If you've worked with me, you've probably heard me quote him more than once.
These are the resources I return to again and again, both personally and professionally.
1. Us: Getting Past You and Me to Build a More Loving Relationship by Terry Real
If you read one relationship book this year, make it this one.
Most relationship advice focuses on communication techniques. Terry Real goes deeper. He teaches us how our childhood adaptations, survival strategies, and protective patterns show up in our adult relationships.
In Us, you'll learn:
Why conflict isn't the problem—how we handle conflict is.
The difference between intimacy and control.
Why "being right" is often more expensive than we realize.
How to move from blame and resentment toward genuine connection.
Practical relational skills that create lasting change.
What I appreciate most about this book is that it doesn't let anyone off the hook, but it also doesn't shame anyone. It's compassionate, direct, and deeply hopeful.
Whether you're single, dating, married, divorced, or somewhere in between, this book offers a roadmap for healthier relationships.
2. Fierce Intimacy (Audiobook) by Terry Real
If you're willing to listen rather than read, this may be the most impactful relationship resource available.
Unlike a traditional audiobook, Fierce Intimacy feels like sitting in the room with Terry Real while he teaches. His humor, warmth, and directness come through in a way that's difficult to capture on the printed page.
Many of the concepts I use with clients are taught beautifully in this program, including:
Recognizing losing strategies
Moving into your Wise Adult self
Healthy boundaries
Relational accountability
The skills required for lasting intimacy
One important note: Fierce Intimacy is available only as an audio program.
If you enjoy learning while walking, driving, exercising, or doing chores, this is an excellent place to start.
A Bonus Tip: Check Libby First
Before purchasing either resource, I recommend checking the Libby app through your local library.
Many libraries offer Us as an ebook or audiobook, and Fierce Intimacy is often available through participating library systems as well.
It's one of my favorite ways to access great resources without spending a dime.
My Take
I recommend books because they can open doors.
But reading alone rarely creates change.
Most people already understand their patterns intellectually.
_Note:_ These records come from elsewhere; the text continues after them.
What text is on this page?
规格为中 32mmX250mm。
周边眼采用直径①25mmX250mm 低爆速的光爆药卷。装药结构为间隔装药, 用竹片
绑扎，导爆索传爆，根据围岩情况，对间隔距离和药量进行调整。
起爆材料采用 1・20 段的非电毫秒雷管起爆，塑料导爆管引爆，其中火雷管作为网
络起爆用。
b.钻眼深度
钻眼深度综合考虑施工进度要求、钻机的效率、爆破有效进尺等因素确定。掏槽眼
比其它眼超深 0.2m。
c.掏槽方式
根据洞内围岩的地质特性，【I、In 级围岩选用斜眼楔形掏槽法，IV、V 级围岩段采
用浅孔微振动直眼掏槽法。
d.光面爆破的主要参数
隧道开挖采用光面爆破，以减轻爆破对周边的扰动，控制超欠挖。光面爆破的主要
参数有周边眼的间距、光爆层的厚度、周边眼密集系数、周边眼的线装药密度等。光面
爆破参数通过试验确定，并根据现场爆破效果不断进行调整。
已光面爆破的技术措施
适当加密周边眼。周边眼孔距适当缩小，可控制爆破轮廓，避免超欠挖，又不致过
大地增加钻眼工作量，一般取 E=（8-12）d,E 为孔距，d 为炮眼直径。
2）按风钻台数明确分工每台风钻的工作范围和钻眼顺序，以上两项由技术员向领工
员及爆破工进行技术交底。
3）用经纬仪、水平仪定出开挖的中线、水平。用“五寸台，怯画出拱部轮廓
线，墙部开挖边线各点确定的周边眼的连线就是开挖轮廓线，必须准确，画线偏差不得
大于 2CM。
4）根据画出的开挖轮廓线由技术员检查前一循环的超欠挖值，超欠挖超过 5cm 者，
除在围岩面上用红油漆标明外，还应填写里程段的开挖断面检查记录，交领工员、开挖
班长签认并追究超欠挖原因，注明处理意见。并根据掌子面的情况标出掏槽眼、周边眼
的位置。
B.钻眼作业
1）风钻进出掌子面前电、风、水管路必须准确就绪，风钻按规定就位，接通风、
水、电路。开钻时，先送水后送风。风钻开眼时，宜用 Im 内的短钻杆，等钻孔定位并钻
The challenge is applying that knowledge when they're hurt, triggered, defensive, overwhelmed, or disconnected.
That's where support, practice, and accountability become invaluable.
Still, if you're looking for a place to begin, these are the two resources I would hand you first.
I've read countless relationship books over the years.
These are the ones I continue to recommend.
And that's why they've earned a permanent place on my Required Reading list.